Every year since, Bank of America kept a grip on its first-place spot, while second place passed back and forth between San Francisco’s Wells Fargo and JPMorgan.
But JPMorgan kept shrinking its gap with Bank of America, and as of June 30, it had $1.31 trillion in deposits, compared with Bank of America’s $1.29 trillion, according to the Federal Deposit Insurance Corp. The data includes everything from deposits kept in a consumer savings accounts to deposits owned by corporations.
A Bank of America spokesman declined to comment.
Nathan Stovall, Charlotte-based senior research analyst for S&P Global Market Intelligence, noted that JPMorgan’s first-place ranking for deposits comes as CEO Jamie Dimon has pushed to boost the firm’s deposit base. JPMorgan has been establishing branches in recent years in metro areas, like Atlanta, even while trimming branches elsewhere, Stovall said.

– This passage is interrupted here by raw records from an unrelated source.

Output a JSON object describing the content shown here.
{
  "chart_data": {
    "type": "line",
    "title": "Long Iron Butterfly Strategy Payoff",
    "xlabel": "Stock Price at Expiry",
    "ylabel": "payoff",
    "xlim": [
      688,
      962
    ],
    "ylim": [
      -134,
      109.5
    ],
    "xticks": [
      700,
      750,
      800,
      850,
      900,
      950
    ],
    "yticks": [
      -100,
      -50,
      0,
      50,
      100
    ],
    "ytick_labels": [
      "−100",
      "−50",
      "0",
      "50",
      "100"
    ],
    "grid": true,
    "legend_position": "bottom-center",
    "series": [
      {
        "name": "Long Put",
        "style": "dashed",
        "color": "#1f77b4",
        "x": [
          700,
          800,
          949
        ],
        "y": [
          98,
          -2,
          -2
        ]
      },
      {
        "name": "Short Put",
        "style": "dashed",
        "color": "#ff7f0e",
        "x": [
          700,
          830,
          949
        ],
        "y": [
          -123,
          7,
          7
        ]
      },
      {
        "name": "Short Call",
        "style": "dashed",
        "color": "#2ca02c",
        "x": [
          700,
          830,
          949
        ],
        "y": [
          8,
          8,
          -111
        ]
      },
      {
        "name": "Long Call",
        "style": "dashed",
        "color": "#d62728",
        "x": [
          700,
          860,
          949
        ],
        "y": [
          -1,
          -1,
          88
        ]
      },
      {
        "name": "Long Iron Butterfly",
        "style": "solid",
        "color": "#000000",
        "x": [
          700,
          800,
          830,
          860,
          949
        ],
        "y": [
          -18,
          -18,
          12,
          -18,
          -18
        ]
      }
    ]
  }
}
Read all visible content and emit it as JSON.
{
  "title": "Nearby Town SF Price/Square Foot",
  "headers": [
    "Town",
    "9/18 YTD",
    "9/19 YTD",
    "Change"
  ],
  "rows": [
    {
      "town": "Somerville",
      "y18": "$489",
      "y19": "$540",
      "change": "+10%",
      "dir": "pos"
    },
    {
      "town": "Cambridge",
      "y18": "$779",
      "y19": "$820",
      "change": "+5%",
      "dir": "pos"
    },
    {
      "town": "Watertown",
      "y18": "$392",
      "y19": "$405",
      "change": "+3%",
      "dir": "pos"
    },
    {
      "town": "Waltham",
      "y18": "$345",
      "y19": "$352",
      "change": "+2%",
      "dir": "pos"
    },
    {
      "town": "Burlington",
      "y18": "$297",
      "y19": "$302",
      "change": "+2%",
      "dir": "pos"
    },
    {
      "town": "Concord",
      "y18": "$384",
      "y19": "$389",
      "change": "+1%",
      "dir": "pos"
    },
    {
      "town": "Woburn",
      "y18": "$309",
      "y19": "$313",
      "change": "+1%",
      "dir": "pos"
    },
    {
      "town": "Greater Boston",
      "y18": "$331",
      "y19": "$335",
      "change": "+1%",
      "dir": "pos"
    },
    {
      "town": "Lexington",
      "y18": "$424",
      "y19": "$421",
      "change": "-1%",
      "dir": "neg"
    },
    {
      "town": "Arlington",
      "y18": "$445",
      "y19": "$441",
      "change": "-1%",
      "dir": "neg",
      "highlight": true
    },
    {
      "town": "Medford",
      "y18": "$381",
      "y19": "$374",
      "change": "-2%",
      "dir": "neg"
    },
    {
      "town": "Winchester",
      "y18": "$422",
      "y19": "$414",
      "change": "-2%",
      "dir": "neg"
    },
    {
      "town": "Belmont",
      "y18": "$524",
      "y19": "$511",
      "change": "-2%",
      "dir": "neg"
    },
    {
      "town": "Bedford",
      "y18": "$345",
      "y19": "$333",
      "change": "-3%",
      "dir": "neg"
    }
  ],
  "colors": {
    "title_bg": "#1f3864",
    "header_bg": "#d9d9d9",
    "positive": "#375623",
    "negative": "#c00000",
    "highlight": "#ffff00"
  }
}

Bank of America lost its title at a time when it hasn’t been raising interest rates paid to account holders as quickly as some competitors. Stovall said the bank has been able to move slower in raising rates because it provides customers other benefits, such as a large and convenient branch network.
JPMorgan’s deposit jump comes after it overtook Bank of America in 2011 to be the largest U.S. bank by assets. As of June 30, JPMorgan had $2.6 trillion in assets, compared with Bank of America’s $2.3 trillion.
Last year, JPMorgan also surpassed Wells Fargo as the biggest U.S. bank by market capitalization, the combined dollar value of all its outstanding shares. Wells lost the title when its stock dropped following revelations of a major sales scandal.
The shuffle in the deposit ranking follows years of Bank of America continuing to shrink its branch network, in part through selling financial centers. Bank of America has described cutting branches in areas where foot traffic is low, while still opening smaller branches in other markets.
Bank of America’s branch count fell about 3.2 percent from a year ago, compared with about a 2.5 percent drop at JPMorgan, according to an S&P analysis Monday.
Stovall said Bank of America’s drop in branches might have been a factor in JPMorgan overtaking it in deposits. But he pointed out that Bank of America has been growing deposits even with shedding branches.
Though Bank of America lost the overall deposits title, it’s still No. 1 in the U.S. for consumer deposits, according to S&P data.